Gaz de schiste - L'Association québécoise de lutte contre la pollution atmosphérique (AQLPA) réclame un moratoire immédiat

Le groupe écologiste s'inquiète de voir les industriels accélerer leurs projets pour échapper aux nouvelles règlesLe nouveau ministre du Développement durable, de l'Environnement et des Parcs, Pierre Arcand, estime que le Québec n'en sait pas beaucoup sur l'exploitation des gaz de schistes. Mais sa collègue des Ressources naturelles et de la Faune, Nathalie Normandeau, stimule le lancement des projets même si elle prépare, de concert avec l'industrie, un projet de loi pour la réglementer éventuellement.

Québec doit mettre fin à la «précipitation» qu'il affiche dans le dossier des gaz de schistes et mettre «immédiatement en place un moratoire de transition» qui suspendrait les projets en cours jusqu'à après l'adoption de la loi promise pour cet automne en vue d'encadrer l'exploitation de ce combustible fossile.

C'est ce qu'a soutenu hier en commission parlementaire l'Association québécoise de lutte contre la pollution atmosphérique, le plus ancien des grands groupes écologistes québécois. Un moratoire immédiat, précise l'AQLPA, est d'autant plus important que les industriels accélèrent leurs projets pour échapper aux nouvelles règles et que Québec n'entend pas donner un effet rétroactif aux dispositions de sa loi.

Des dizaines de municipalités ont aussi réclamé un moratoire d'ici la fin d'un examen complet et indépendant de cette filière et de la pertinence de la développer maintenant.

De son côté, la ministre des Ressources naturelles, Nathalie Normandeau, déclarait hier qu'un moratoire pourrait faire fuir les industriels étrangers qui lorgnent cette richesse d'ici.

«Je n'achète pas ça du tout, répliquait André Bélisle, le président de l'AQLPA, en entrevue au Devoir. Le gaz, qui est là depuis des millions d'années, ne va pas se sauver d'ici Noël. Et il y aura toujours des industriels pour l'exploiter. Éviter de prendre de 6 à 12 mois pour encadrer cette activité jusque sous des milieux urbains, c'est la meilleure recette pour une belle catastrophe. Maintenant qu'on sait comment ça se passe aux États-Unis avec autant d'infractions que 1435 en deux ans et demi, la ministre ne dit plus qu'elle veut s'inspirer de l'exemple américain. Elle dit maintenant que le Québec, ce n'est pas la Pennsylvanie. Mais elle oublie que le Québec, selon son collègue Arcand, n'a même pas l'expérience de la Pennsylvanie et qu'il laisse pourtant les projets se multiplier.»

L'AQLPA s'oppose aussi avec véhémence à la création d'une agence unique, relevant des Ressources naturelles, qui prendrait en charge toutes les dimensions du dossier, y compris les autorisations et les contrôles environnementaux.
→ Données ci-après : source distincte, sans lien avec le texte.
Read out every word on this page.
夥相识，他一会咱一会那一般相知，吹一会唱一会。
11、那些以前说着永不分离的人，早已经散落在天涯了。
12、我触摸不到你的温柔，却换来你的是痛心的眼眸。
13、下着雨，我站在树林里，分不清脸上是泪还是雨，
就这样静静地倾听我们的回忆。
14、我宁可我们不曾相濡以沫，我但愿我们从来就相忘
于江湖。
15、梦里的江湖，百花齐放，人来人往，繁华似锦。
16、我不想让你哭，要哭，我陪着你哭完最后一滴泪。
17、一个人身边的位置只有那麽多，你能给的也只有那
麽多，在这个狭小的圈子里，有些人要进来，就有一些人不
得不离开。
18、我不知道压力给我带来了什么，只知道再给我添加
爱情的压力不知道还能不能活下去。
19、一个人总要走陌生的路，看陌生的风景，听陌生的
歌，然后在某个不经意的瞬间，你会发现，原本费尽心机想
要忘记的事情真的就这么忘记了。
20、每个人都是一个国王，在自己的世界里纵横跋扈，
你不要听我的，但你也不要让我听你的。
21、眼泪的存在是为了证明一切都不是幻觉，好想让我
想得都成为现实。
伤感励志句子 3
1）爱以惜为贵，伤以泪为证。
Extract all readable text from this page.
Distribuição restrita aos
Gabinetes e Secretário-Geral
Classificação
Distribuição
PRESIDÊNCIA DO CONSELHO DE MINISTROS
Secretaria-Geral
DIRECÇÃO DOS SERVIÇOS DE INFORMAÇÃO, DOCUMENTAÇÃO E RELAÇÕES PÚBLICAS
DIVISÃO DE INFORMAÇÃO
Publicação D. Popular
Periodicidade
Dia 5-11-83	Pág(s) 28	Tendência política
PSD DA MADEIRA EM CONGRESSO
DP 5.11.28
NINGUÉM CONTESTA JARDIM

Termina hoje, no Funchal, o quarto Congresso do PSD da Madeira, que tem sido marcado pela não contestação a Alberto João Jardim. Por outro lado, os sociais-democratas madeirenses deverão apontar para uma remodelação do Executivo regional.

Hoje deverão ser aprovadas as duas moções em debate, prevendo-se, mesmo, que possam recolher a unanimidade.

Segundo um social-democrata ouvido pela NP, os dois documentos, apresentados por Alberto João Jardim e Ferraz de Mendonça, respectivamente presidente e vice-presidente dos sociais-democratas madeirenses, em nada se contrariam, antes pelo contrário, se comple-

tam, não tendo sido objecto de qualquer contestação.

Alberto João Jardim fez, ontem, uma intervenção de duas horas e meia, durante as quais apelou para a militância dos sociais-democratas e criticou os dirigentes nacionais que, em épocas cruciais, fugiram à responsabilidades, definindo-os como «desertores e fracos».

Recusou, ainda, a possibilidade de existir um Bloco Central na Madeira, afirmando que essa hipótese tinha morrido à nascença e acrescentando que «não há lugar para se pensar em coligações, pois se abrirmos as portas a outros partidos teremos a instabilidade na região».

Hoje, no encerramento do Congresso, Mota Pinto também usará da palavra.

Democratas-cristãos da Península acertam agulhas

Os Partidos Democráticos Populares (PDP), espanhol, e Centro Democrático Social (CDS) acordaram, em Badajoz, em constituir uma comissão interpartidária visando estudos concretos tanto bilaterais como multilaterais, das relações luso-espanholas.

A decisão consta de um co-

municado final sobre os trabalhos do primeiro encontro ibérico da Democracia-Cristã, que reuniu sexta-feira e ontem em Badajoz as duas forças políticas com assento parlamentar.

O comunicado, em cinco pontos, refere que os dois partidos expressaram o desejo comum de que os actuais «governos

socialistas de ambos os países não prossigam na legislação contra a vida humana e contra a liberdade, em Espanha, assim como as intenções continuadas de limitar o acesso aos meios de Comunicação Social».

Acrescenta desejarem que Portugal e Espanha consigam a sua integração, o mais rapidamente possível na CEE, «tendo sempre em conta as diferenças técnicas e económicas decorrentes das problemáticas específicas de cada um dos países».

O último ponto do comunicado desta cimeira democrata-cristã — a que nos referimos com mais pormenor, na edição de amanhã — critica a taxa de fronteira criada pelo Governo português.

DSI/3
«Il n'en est pas question, explique André Bélisle, car cela réduirait une fois de plus les pouvoirs du ministère de l'Environnement, une fois de plus, comme Québec l'a fait pour les plans de fermeture des mines.»

L'AQLPA demande aussi dans son mémoire d'assujettir enfin la Loi des mines à tous les contrôles démocratiques mis en place depuis 30 ans, notamment les pouvoirs de zonage des MRC et en matière d'environnement. Selon l'AQLPA, il est inadmissible au XXIe siècle que les minières et l'industrie gazière, beaucoup plus polluantes, aient moins d'obligations juridiques que les propriétaires d'éoliennes. Ces derniers doivent «au moins» soumettre leurs projets au Bureau d'audiences publiques sur l'environnement (BAPE) et obtenir la permission du propriétaire d'un terrain avant de s'y installer.